Hi. I'm Chelsea. I have a substance abuse problem.
It's the bread.
It's not like I'm a connisseur of those crazy light rye-sourdough-pastadura only slice on Wednesday loaves, or that I only eat homebaked bread. I like seedy bread. Soy and linseed, or four grain. Wholemeal's fine too. So long as it comes in a square (or has three squared sides) and will fit in the toaster/sandwich press, it's all good.
Which is why hub's purchase of some junky airy fricking CRUSTY white crap (which says a loud, clear HELLO concrete crusts post-toasting) which I can't cut into slices with structural integrity (read, it has AIR BUBBLES) has serious implications for my sanity. As in, goodbye sanity, have a nice vacation, I'll see you in a few months.
Of course, when the MAN handles the bread knife, he manages really nice, un-holey slices (because I already cut up the holey bit) .... until.
Now, being something of a condiments nazi (ever tried spreading butter straight from the fridge? On room-temperature bread? No? Well, have a try and let me know how you get on.) I have my own butter. Pantry butter. Which, being pantry butter, is actually spreadable.

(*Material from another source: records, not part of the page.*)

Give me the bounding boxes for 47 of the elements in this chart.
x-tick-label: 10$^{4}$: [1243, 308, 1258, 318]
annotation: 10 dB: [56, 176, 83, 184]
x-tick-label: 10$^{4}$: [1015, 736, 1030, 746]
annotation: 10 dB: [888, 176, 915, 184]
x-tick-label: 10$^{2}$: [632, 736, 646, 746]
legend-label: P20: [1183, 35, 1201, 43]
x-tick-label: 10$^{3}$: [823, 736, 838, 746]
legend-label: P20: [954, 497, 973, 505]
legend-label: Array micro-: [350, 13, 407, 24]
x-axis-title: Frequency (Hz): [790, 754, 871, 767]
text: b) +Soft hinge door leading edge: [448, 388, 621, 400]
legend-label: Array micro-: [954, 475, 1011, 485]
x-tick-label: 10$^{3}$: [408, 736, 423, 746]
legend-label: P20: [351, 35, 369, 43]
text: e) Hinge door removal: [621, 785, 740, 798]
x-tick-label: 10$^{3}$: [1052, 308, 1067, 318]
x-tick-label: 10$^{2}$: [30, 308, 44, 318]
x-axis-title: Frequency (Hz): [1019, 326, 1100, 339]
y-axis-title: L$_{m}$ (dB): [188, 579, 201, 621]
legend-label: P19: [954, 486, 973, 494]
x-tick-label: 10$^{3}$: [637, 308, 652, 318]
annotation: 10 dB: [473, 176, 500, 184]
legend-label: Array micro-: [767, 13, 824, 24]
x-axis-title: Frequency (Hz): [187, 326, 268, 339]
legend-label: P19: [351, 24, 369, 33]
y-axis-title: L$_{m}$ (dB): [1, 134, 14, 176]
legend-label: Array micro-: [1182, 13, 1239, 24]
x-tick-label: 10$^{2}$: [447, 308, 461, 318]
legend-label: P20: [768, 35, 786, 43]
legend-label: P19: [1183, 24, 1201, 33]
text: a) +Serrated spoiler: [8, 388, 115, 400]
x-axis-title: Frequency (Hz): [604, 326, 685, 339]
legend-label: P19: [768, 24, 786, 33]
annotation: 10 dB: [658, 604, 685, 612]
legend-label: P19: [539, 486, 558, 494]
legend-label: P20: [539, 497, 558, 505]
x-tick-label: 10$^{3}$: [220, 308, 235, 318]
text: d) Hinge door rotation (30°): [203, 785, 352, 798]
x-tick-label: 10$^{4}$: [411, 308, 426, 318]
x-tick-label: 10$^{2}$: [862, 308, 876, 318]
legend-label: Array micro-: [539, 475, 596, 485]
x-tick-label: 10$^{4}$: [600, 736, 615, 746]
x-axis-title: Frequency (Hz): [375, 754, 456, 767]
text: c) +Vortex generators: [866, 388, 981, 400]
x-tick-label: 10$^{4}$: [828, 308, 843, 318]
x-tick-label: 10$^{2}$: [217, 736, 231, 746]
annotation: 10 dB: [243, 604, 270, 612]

Not on this bread. Don't even mention the peanut butter. Having crunchy bits, that slice is tragic. The other sandwich (Promite, kind of like Vegemite but waaaaaay superior) is marginally better. And all the while I'm thinking Why can't you have just bought normal bread? You know, the kind we buy every other time we go to the supermarket? And if you thought "Hey, let's try this out!" then buy ONE loaf of this stuff and one of backup? You know? So if it just happened to be a load of airy white crusty crap it wouldn't be the end of the world?

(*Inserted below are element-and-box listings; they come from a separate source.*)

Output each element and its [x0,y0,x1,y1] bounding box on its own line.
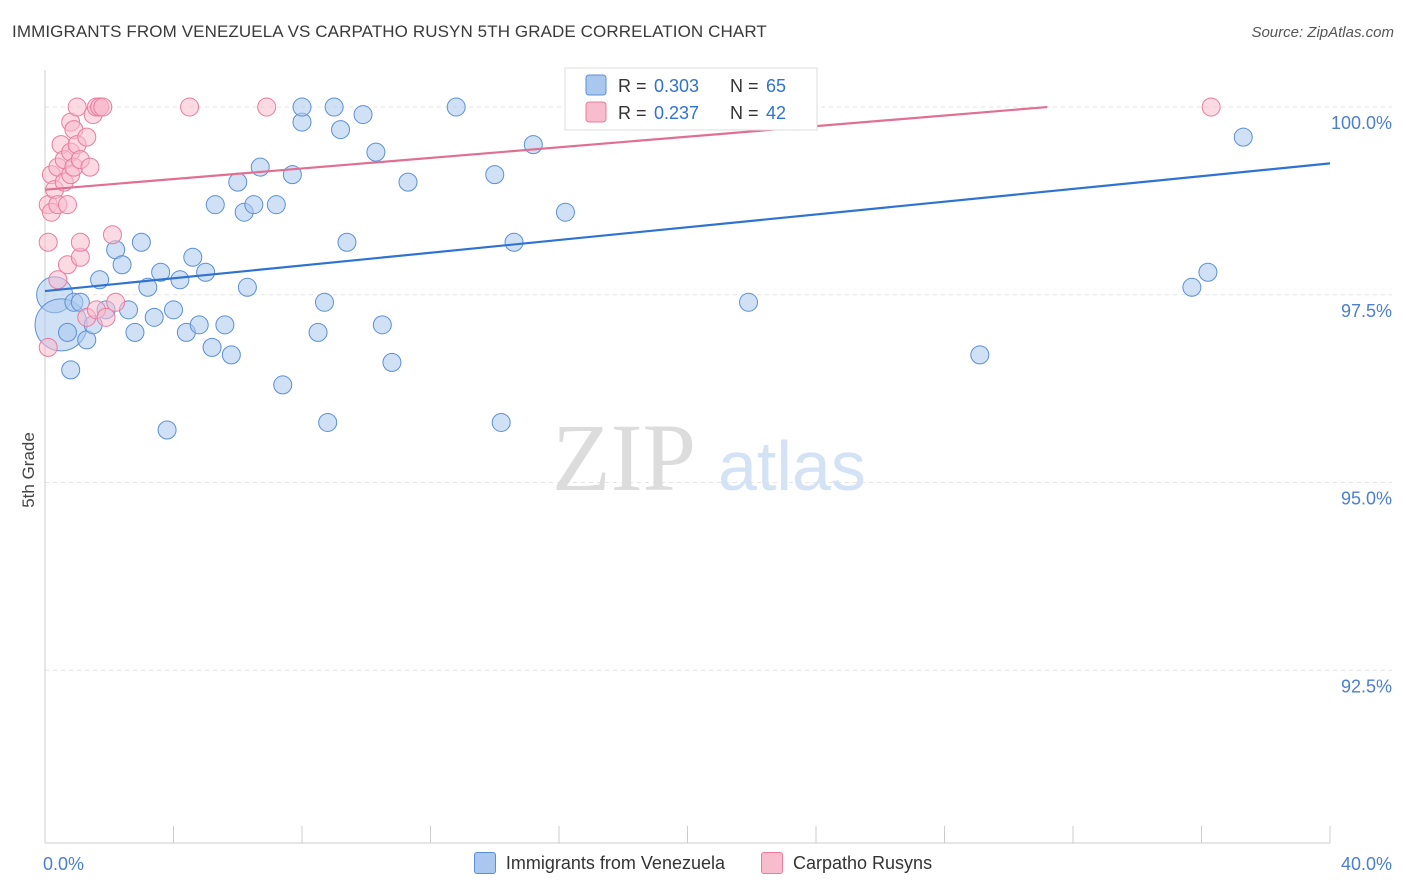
point-venezuela [170,270,190,290]
point-venezuela [202,337,222,357]
legend-swatch-pink [761,852,783,874]
data-points [34,97,1253,440]
watermark-zip: ZIP [552,404,696,511]
legend-item-carpatho-rusyns[interactable]: Carpatho Rusyns [761,852,932,874]
point-venezuela [337,232,357,252]
point-carpatho-rusyn [106,292,126,312]
point-venezuela [314,292,334,312]
point-venezuela [324,97,344,117]
point-carpatho-rusyn [1201,97,1221,117]
point-carpatho-rusyn [80,157,100,177]
point-carpatho-rusyn [257,97,277,117]
point-carpatho-rusyn [102,225,122,245]
tick-labels: 92.5% 95.0% 97.5% 100.0% 0.0% 40.0% [43,113,1392,874]
point-venezuela [366,142,386,162]
point-venezuela [157,420,177,440]
point-venezuela [1233,127,1253,147]
point-venezuela [266,195,286,215]
stats-n-value: 65 [766,76,786,96]
point-venezuela [183,247,203,267]
point-venezuela [205,195,225,215]
point-venezuela [215,315,235,335]
point-venezuela [228,172,248,192]
point-venezuela [318,412,338,432]
point-venezuela [164,300,183,320]
point-venezuela [144,307,164,327]
point-venezuela [504,232,524,252]
stats-n-label: N = [730,103,759,123]
y-tick-label: 92.5% [1341,676,1392,696]
legend: Immigrants from Venezuela Carpatho Rusyn… [0,852,1406,874]
point-venezuela [125,322,145,342]
point-venezuela [1198,262,1218,282]
point-carpatho-rusyn [77,127,97,147]
point-venezuela [398,172,418,192]
point-venezuela [61,360,81,380]
point-venezuela [138,277,158,297]
x-tick-label: 0.0% [43,854,84,874]
point-venezuela [112,255,132,275]
point-venezuela [1182,277,1202,297]
point-carpatho-rusyn [38,337,58,357]
point-carpatho-rusyn [70,232,90,252]
point-venezuela [237,277,257,297]
stats-n-value: 42 [766,103,786,123]
stats-swatch-pink [585,101,607,123]
point-venezuela [331,120,351,140]
stats-r-value: 0.303 [654,76,699,96]
stats-swatch-blue [585,74,607,96]
stats-box: R = 0.303 N = 65 R = 0.237 N = 42 [564,67,818,131]
point-venezuela [273,375,293,395]
legend-label: Carpatho Rusyns [793,852,933,873]
source-label: Source: ZipAtlas.com [1251,24,1394,41]
grid-lines [45,106,1392,671]
point-carpatho-rusyn [67,97,87,117]
point-venezuela [308,322,328,342]
y-tick-label: 95.0% [1341,489,1392,509]
point-venezuela [353,105,373,125]
legend-swatch-blue [473,852,496,874]
legend-item-venezuela[interactable]: Immigrants from Venezuela [473,852,725,874]
point-venezuela [244,195,264,215]
stats-r-label: R = [618,103,647,123]
point-venezuela [57,322,77,342]
stats-r-value: 0.237 [654,103,699,123]
trend-line-venezuela [44,162,1331,293]
point-carpatho-rusyn [57,195,77,215]
watermark: ZIP atlas [552,404,866,511]
x-tick-label: 40.0% [1341,854,1392,874]
point-venezuela [555,202,575,222]
point-venezuela [196,262,216,282]
y-axis-label: 5th Grade [19,432,38,508]
axes [44,70,1331,844]
stats-r-label: R = [618,76,647,96]
y-tick-label: 100.0% [1331,113,1392,133]
chart-title: IMMIGRANTS FROM VENEZUELA VS CARPATHO RU… [12,22,767,41]
point-carpatho-rusyn [38,232,58,252]
watermark-atlas: atlas [718,427,866,505]
point-carpatho-rusyn [93,97,113,117]
point-venezuela [446,97,466,117]
point-carpatho-rusyn [96,307,116,327]
stats-n-label: N = [730,76,759,96]
point-venezuela [131,232,151,252]
point-venezuela [189,315,209,335]
point-venezuela [292,97,312,117]
trend-line-carpatho-rusyns [44,105,1048,191]
point-venezuela [485,165,505,185]
point-venezuela [382,352,402,372]
point-venezuela [372,315,392,335]
point-venezuela [739,292,759,312]
point-venezuela [970,345,990,365]
point-venezuela [221,345,241,365]
legend-label: Immigrants from Venezuela [505,852,725,873]
trend-lines [44,105,1331,293]
point-venezuela [491,412,511,432]
point-carpatho-rusyn [180,97,200,117]
y-tick-label: 97.5% [1341,301,1392,321]
point-venezuela [151,262,171,282]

I know what you're all thinking. Wow. She is so lucky. If that's all she has to worry about....
Actually, I feel the reverse is true. The one thing I might POSSIBLY be able to control about tomorrow is what goes in my mouth. The rest is really incredibly random. Which is why I like lunch to be a small pleasure in my day. I love nothing more than opening up the sandwich press on a small, golden, toasted piece of happiness. Knowing that my lunch will be good, will be under my control regardless of all the other random... well. The world could end tomorrow in an explosion of crumbs. You've been warned.